Indications for surgery and treatment of skull base entrapment

  Skull base entrapment is a bony deformity of the greater occipital foramen, caused by the protrusion of the dentate process of the cardinal vertebrae into the greater occipital foramen, which compresses the medulla oblongata, higher cervical medulla, cranial nerves and pulls on the spinal nerves causing the corresponding symptoms and signs. It may be accompanied by subungual herniation of the cerebellar tonsils, atlanto-axial subluxation, atlanto-occipital fusion and spinal cord cavity. The diagnostic significance of imaging is decisive. X-rays of the occipitocervical junction, X-ray sagittal tomography and CT of the skull base are of definite significance for the diagnosis of bony structural abnormalities, while MRI examinations show better the compression status and internal changes of the spinal cord, brainstem and cerebellum, and enhanced scans in the sagittal position can also indicate the degree of local dural thickening.
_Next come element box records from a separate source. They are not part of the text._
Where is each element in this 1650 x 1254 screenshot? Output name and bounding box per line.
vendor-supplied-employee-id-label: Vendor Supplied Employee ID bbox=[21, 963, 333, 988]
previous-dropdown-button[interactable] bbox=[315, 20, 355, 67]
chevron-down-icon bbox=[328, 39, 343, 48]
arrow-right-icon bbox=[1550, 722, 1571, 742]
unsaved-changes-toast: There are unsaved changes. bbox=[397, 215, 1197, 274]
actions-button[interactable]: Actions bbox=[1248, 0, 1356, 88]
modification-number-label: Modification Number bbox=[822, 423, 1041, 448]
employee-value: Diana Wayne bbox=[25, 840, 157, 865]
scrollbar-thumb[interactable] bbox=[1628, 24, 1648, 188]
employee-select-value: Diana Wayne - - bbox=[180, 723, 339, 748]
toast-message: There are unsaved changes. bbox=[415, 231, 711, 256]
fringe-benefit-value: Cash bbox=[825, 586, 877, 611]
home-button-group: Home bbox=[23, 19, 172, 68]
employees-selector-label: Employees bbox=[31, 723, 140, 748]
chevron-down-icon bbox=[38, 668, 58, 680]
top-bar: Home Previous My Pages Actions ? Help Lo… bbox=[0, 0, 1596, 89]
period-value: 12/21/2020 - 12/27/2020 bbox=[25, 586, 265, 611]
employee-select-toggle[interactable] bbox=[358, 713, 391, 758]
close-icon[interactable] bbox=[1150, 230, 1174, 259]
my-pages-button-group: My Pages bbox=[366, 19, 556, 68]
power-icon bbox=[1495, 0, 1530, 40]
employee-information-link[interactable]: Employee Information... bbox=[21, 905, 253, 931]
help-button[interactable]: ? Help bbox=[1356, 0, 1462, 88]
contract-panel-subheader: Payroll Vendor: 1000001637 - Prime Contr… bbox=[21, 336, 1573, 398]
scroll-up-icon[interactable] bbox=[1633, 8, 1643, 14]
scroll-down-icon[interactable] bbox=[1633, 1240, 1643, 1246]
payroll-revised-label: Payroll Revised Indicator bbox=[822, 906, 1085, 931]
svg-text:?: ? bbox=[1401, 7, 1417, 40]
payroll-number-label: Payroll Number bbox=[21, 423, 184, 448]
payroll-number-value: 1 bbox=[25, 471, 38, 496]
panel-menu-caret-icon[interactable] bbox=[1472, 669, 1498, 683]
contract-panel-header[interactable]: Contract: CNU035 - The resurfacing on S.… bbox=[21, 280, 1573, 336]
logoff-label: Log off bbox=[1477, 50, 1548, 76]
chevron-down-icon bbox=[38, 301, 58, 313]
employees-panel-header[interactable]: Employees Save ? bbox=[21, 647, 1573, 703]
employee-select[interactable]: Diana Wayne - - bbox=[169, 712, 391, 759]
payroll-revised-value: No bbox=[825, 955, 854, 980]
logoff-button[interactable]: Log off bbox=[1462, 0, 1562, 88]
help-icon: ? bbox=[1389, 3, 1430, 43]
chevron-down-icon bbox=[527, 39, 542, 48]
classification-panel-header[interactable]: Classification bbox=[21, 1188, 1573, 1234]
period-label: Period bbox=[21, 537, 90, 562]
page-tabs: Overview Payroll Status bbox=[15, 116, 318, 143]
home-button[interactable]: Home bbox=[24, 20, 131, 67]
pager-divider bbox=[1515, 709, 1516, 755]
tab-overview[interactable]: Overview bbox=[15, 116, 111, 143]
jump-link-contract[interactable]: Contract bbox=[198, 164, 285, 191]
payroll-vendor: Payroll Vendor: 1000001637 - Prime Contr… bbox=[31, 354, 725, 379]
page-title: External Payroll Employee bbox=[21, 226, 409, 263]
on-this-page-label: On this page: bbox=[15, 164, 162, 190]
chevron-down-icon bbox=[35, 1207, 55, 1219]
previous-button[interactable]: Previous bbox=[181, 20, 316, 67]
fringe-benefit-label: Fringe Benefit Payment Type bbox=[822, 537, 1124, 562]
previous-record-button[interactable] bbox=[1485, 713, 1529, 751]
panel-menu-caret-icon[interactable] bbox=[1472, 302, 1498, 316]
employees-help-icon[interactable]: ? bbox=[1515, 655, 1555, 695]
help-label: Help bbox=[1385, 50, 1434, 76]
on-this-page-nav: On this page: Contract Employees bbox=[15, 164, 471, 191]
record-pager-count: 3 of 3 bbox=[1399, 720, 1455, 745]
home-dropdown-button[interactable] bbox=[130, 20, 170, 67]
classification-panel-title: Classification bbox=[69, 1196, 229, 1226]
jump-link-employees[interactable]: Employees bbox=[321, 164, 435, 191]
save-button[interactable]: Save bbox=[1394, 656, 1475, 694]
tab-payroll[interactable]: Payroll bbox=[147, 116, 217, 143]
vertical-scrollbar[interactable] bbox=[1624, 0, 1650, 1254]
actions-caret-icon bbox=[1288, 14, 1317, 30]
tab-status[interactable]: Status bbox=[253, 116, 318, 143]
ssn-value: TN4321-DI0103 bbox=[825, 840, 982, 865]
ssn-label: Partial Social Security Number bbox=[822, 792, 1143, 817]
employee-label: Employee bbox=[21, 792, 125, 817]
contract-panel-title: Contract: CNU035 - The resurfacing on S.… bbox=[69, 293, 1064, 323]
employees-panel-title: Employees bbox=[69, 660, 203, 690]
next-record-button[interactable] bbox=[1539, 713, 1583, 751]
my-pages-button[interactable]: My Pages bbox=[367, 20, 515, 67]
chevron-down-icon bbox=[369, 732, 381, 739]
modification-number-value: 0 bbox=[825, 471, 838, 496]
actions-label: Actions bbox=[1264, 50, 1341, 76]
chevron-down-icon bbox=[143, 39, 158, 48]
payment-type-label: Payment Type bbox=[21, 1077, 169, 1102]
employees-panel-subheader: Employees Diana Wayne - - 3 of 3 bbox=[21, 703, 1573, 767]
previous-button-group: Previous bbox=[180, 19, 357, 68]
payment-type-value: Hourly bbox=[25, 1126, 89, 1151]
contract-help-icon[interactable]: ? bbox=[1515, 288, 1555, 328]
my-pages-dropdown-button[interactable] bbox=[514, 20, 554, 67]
Measurement of the distance of the dentate process over the Chamberlain line, the Klaus height index, and the medulla cerebral bridge angle can help in the selection of treatment options.  The pathological factors requiring surgical management of skull base entrapment are mainly static spinal cord compression and dynamic spinal instability after decompression. The main reported decompression surgical approaches are suboccipital decompression by posterior median approach, anterior decompression by trans-oral pharyngeal approach and lateral decompression by posterior occipocervical approach. The cervical medulla cerebral bridge angle is selected according to the size of the cervical medulla cerebral bridge angle. For those with cervical medulla cerebral bridge angle <130º, because the medulla and cervical medulla are obviously compressed ventrally, transoral pharyngeal dentate removal is performed first, followed by posterior decompression for occipitocervical fixation and bone fusion; for those with cervical medulla cerebral bridge angle >130º, only posterior suboccipital decompression is performed. After decompression, the stability of the atlantoaxial intervertebral space was reestablished by internal fixation.